Multi-Media High Technology: Headache or Heaven Sent?

For many, new technology is synonymous with convenience and selection. iTunes with its immediate access to music and video alike.  The Kindle and Nook offering books in a flash. Netflix delivering movies online or by mail. But, a closer examination and day-to-day experience demonstrates things are not always what they seem.

My daughter was recently tasked with writing a report for History on the movie, “The Conspiracy Theory.” Released nearly 15 years ago (1997) and starring then hot stars Mel Gibson and Julia Roberts, the flick at one time was a staple of Blockbuster and Hollywood Video stores everywhere. Trying to find the film in 2011 proved virtually impossible. Video stores, which at one time offered an incredible selection of movies from its earliest days to present, are gone, replaced by OnDemand and Netflix. Neither carry the movie. Thankfully, a fan had downloaded it in 10-minute segments to YouTube and that’s how it was ultimately viewed and reported on.

Similarly, I can still recall the first time I set foot in a Border’s. It was like a library, offering virtually anything you wanted to read, at your fingertips. Amazon.com comes close to offering the selection but forever jettisons the excitement and impulse buy of a new book, discovered and perused directly from the shelves. And, while the Kindle and its ability to possess a book within seconds brings some of that magic back, the selection is far from adequate.

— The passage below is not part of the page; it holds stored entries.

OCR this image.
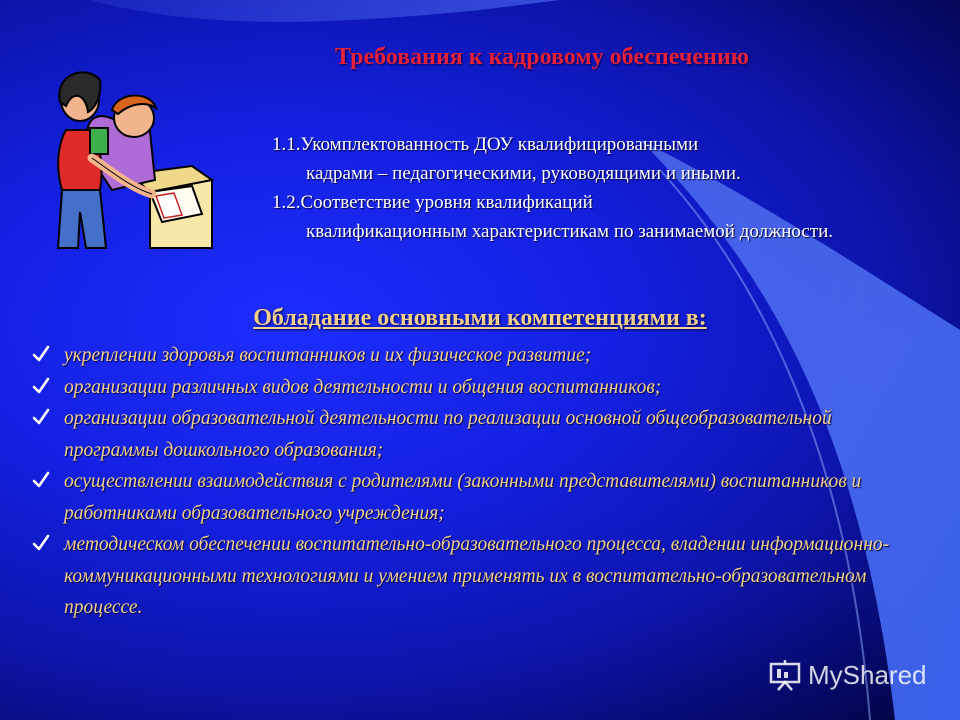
Требования к кадровому обеспечению
1.1.Укомплектованность ДОУ квалифицированными
кадрами – педагогическими, руководящими и иными.
1.2.Соответствие уровня квалификаций
квалификационным характеристикам по занимаемой должности.
Обладание основными компетенциями в:
укреплении здоровья воспитанников и их физическое развитие;
организации различных видов деятельности и общения воспитанников;
организации образовательной деятельности по реализации основной общеобразовательной программы дошкольного образования;
осуществлении взаимодействия с родителями (законными представителями) воспитанников и работниками образовательного учреждения;
методическом обеспечении воспитательно-образовательного процесса, владении информационно-коммуникационными технологиями и умением применять их в воспитательно-образовательном процессе.
MyShared
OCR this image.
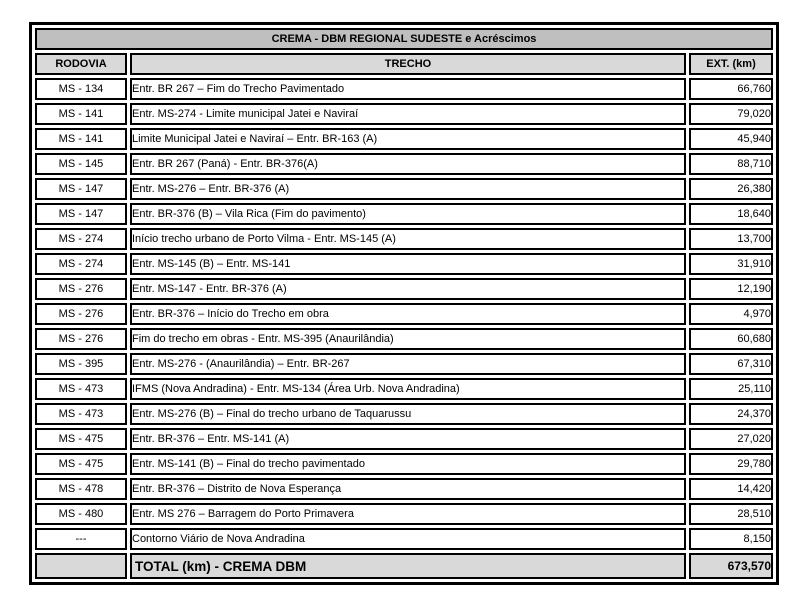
CREMA - DBM REGIONAL SUDESTE e Acréscimos		
RODOVIA	TRECHO	EXT. (km)
MS - 134	Entr. BR 267 – Fim do Trecho Pavimentado	66,760
MS - 141	Entr. MS-274 - Limite municipal Jatei e Naviraí	79,020
MS - 141	Limite Municipal Jatei e Naviraí – Entr. BR-163 (A)	45,940
MS - 145	Entr. BR 267 (Paná) - Entr. BR-376(A)	88,710
MS - 147	Entr. MS-276 – Entr. BR-376 (A)	26,380
MS - 147	Entr. BR-376 (B) – Vila Rica (Fim do pavimento)	18,640
MS - 274	Início trecho urbano de Porto Vilma - Entr. MS-145 (A)	13,700
MS - 274	Entr. MS-145 (B) – Entr. MS-141	31,910
MS - 276	Entr. MS-147 - Entr. BR-376 (A)	12,190
MS - 276	Entr. BR-376 – Início do Trecho em obra	4,970
MS - 276	Fim do trecho em obras - Entr. MS-395 (Anaurilândia)	60,680
MS - 395	Entr. MS-276 - (Anaurilândia) – Entr. BR-267	67,310
MS - 473	IFMS (Nova Andradina) - Entr. MS-134 (Área Urb. Nova Andradina)	25,110
MS - 473	Entr. MS-276 (B) – Final do trecho urbano de Taquarussu	24,370
MS - 475	Entr. BR-376 – Entr. MS-141 (A)	27,020
MS - 475	Entr. MS-141 (B) – Final do trecho pavimentado	29,780
MS - 478	Entr. BR-376 – Distrito de Nova Esperança	14,420
MS - 480	Entr. MS 276 – Barragem do Porto Primavera	28,510
---	Contorno Viário de Nova Andradina	8,150
	TOTAL (km) - CREMA DBM	673,570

And then there is music. Once again, the deep catalogue selections once offered by the record stores are rare if not inexistent. The Big Boxers and then downloading are largely to blame; today, even the Walmarts and Best Buys devote little more than a row or two to tunes, and even then just new releases and Greatest Hits packages. Conceding defeat, by limiting inventory they have forever driven their CD buying audience to iTunes and the online-like. This presents a real problem for listening to music in the car. iPhones with headphones are one option but if you don’t have Ford or Lincoln with Sync, sharing your downloaded music with others is an uneven process at best.

We’re at an interesting multi-media crossroads, now nearly mid-way through 2011. And I would argue that high-tech, while intriguing and sexy, is not always more practical. It is however, for better or worse, here to stay.